Personal information
- Full name: Robert William Moore
- Born: 15 August 1905 Brookland, Washington, D.C., United States
- Died: 27 October 1945 (aged 40) Rochdale, Lancashire, England
- Batting: Right-handed
- Bowling: Slow left-arm orthodox

Domestic team information
- 1926: Ireland

Career statistics
| Competition | First-class |
| Matches | 2 |
| Runs scored | 51 |
| Batting average | 17.00 |
| 100s/50s | –/– |
| Top score | 24 |
| Balls bowled | 0 |
| Wickets | – |
| Bowling average | – |
| 5 wickets in innings | – |
| 10 wickets in match | – |
| Best bowling | – |
| Catches/stumpings | –/– |
- Source: Cricinfo, 7 November 2018

= Robert Moore (Irish cricketer) =

Irish cricketer

Robert William Moore (15 August 1905 - 27 October 1945) was an Irish first-class cricketer.

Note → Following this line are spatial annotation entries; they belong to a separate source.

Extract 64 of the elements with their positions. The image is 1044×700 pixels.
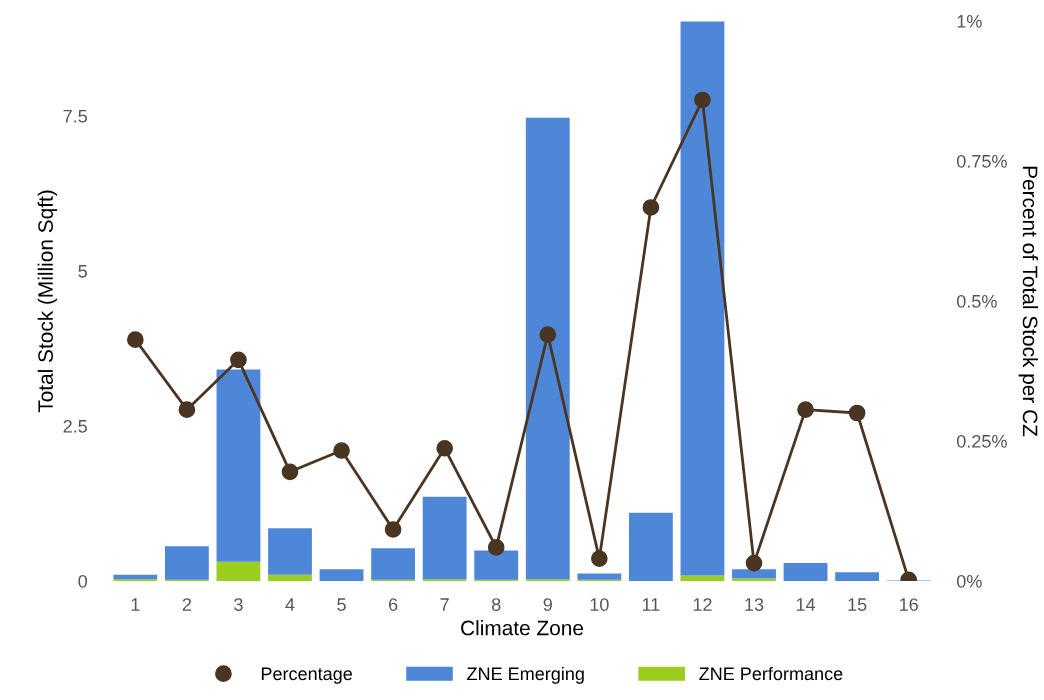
y2-tick-label: 0.5% xyxy=(956,294,997,308)
y2-axis-title: Percent of Total Stock per CZ xyxy=(1018,166,1039,437)
point xyxy=(848,404,866,422)
bar xyxy=(680,21,725,576)
point xyxy=(436,439,454,457)
x-tick-label: 10 xyxy=(590,598,609,611)
y2-tick-label: 0.75% xyxy=(956,154,1007,168)
x-tick-label: 11 xyxy=(642,598,660,611)
x-axis-title: Climate Zone xyxy=(461,620,584,636)
x-tick-label: 13 xyxy=(745,598,764,611)
x-tick-label: 12 xyxy=(693,598,712,611)
y2-tick-label: 1% xyxy=(957,15,982,28)
bar xyxy=(268,528,312,575)
y-tick-label: 5 xyxy=(78,265,87,278)
point xyxy=(642,199,660,216)
bar xyxy=(371,548,416,580)
bar xyxy=(732,569,776,579)
y2-tick-label: 0.25% xyxy=(956,434,1007,448)
x-tick-label: 9 xyxy=(543,598,552,611)
bar xyxy=(474,550,519,580)
y2-tick-label: 0% xyxy=(956,574,982,588)
bar xyxy=(164,546,209,580)
point xyxy=(590,550,608,567)
point xyxy=(694,91,711,109)
y-axis-title: Total Stock (Million Sqft) xyxy=(37,190,58,413)
x-tick-label: 1 xyxy=(131,598,140,611)
x-tick-label: 15 xyxy=(848,598,867,611)
bar xyxy=(835,572,880,581)
y-tick-label: 2.5 xyxy=(63,419,87,433)
x-tick-label: 8 xyxy=(491,598,501,611)
legend-label: Percentage xyxy=(261,667,352,684)
point xyxy=(487,539,505,556)
x-tick-label: 14 xyxy=(796,598,816,611)
bar xyxy=(422,496,467,580)
point xyxy=(126,331,144,348)
legend-label: ZNE Performance xyxy=(699,666,843,681)
y-tick-label: 7.5 xyxy=(63,110,87,123)
bar xyxy=(216,369,261,562)
bar xyxy=(216,561,261,581)
y-tick-label: 0 xyxy=(78,574,88,588)
x-tick-label: 7 xyxy=(440,598,449,611)
bar xyxy=(680,575,725,581)
point xyxy=(384,521,402,538)
bar xyxy=(319,569,364,581)
bar xyxy=(113,574,158,580)
x-tick-label: 4 xyxy=(285,598,295,611)
point xyxy=(178,401,196,418)
point xyxy=(745,554,763,572)
point xyxy=(281,463,299,481)
legend-label: ZNE Emerging xyxy=(467,666,584,684)
bar xyxy=(783,563,828,581)
x-tick-label: 6 xyxy=(389,598,398,611)
point xyxy=(797,401,814,418)
point xyxy=(539,326,557,343)
x-tick-label: 16 xyxy=(900,598,918,611)
bar xyxy=(577,573,622,580)
x-tick-label: 2 xyxy=(182,598,191,611)
bar xyxy=(628,512,673,581)
point xyxy=(230,351,247,369)
bar xyxy=(268,574,312,581)
point xyxy=(333,442,350,459)
bar xyxy=(525,117,570,580)
x-tick-label: 5 xyxy=(337,598,346,611)
x-tick-label: 3 xyxy=(234,598,243,611)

Moore was born in the United States at Brookland, Washington, D.C. Moving to Ireland during his childhood, he was educated at Friends' School, Lisburn. He played his club cricket in Belfast for Cliftonville from 1922. Moore toured England and Wales with Ireland in June 1926, making his debut in first-class cricket on the tour against Oxford University at Oxford. Weeks later he played a second first-class match against Wales at Belfast. He scored 51 runs in these two matches, with a highest score of 22. Moore played club cricket for Cliftonville until 1934, after which he moved to Derry, where he played for City of Derry. He later played a minor match for Ireland against the Marylebone Cricket Club at Strabane in 1934. He later moved to England, where he died at Rochdale in October 1945.